Moving on into the labs, the next area is where QNAPs gear is tested for heat and humidity tolerances. ICP has an array of ovens that raise or lower the ambient temperature way above or below what would be considered ‘normal’ limits of operation, to see how the products perform.These ovens can also control the humidity and, combined with the temperature, the dew point. This is actually pretty important as the temperature and percentage humidity (as well as pressure) affects at what point water will condense out of the atmosphere and onto the product under testing.
At lower temperatures you need less water vapour in the air for condensation to start. Similarly, higher temperatures require a higher humidity percentage before moisture drops out onto the board. Now, as you can see in the image below, this QNAP board is running, wired up to kit outside of the oven. This is so the tests are based purely on the board and not other factors such as the drives fitted etc.
A secondary feature of these tests is to see how the boards perform doing the same jobs at different temperatures and humidity levels and this poor board here is rebuilding a RAID array for something like the tenth time. Also, it gives QNAP a chance to check the build quality of their boards as temperature fluctuations stress out components as well as soldered connections through expansion and contraction.
There’s more to come on the testing of the actually products, but let’s just briefly divert over to this interesting looking machine, which, a bit like that Dyson advert, drop tests the packaged product. It’s basically a mechanical trapdoor which tests box integrity for a range of shapes and weights, dropping them from a variety of heights according to the ISTA (International Safe Transit Assocation) specs.

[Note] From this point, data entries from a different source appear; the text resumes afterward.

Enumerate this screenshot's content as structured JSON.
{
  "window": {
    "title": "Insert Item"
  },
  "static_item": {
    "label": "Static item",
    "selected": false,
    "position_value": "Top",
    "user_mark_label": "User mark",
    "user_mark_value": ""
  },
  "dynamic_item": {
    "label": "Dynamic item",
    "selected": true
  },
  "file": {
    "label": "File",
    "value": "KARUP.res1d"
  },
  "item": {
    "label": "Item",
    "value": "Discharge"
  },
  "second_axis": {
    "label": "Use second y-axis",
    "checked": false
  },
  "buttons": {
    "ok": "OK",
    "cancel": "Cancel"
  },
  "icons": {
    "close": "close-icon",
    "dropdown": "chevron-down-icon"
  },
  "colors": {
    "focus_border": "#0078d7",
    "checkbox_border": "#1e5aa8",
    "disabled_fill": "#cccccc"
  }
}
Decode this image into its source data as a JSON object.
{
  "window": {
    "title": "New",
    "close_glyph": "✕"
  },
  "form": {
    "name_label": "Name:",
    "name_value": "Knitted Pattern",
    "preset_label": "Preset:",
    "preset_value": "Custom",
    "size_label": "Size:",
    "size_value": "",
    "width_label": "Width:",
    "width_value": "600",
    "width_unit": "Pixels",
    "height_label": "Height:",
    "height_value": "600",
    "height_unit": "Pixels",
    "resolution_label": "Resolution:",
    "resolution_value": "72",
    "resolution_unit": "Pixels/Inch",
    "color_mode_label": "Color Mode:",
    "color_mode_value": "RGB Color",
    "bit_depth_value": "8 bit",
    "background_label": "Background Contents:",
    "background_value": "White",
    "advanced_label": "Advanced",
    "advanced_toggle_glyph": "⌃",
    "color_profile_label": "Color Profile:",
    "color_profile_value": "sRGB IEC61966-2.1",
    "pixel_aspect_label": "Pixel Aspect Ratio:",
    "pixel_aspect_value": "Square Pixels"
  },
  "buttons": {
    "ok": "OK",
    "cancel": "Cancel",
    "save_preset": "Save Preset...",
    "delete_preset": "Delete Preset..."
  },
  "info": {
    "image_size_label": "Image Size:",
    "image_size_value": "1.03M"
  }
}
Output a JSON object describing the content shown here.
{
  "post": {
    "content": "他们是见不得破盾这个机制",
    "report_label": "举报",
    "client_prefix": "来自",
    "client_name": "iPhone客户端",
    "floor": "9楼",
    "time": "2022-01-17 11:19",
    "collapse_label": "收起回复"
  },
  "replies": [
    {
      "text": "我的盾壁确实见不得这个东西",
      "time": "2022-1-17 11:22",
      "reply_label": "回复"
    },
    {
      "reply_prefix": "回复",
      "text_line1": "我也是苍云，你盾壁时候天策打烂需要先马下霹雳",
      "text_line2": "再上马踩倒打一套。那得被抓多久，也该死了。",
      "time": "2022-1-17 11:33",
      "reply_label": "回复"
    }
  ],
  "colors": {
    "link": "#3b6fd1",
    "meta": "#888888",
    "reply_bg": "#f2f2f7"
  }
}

Did you know that each box has to survive a total of thirteen drops? 4 onto a corner, 3 on the edges and 6 on the sides… that’ll pretty much simulate some courier deliveries (if you combined it with the soak testing I guess…) Boxes up to 21lb in weight have to be dropped from 38 inches whilst a huge 150lb or more box only has to take a 6 inch drop… not that I could lift 150lbs so I guess that’s about right. Oddly enough there wasn’t a ‘being rattled about in the back of a van being driven by surly driver with no consideration for the damage he is doing’ test… but there was something similar.
This beast of a machine tests vibration in all three axis, vertical, longitudinal and lateral and can even test vibration on an incline by tilting up to 90⁰ from horizontal. And to make sure the test replicates rattling around in the back of a van as closely as possible, it has two vibration settings, one is a standard back and forth and the other is a more stressful random motion which subjects the contents to higher forces as the direction changes more violently. Apparently a washing machine on full spin with an offset load has nothing on this thing when it’s running.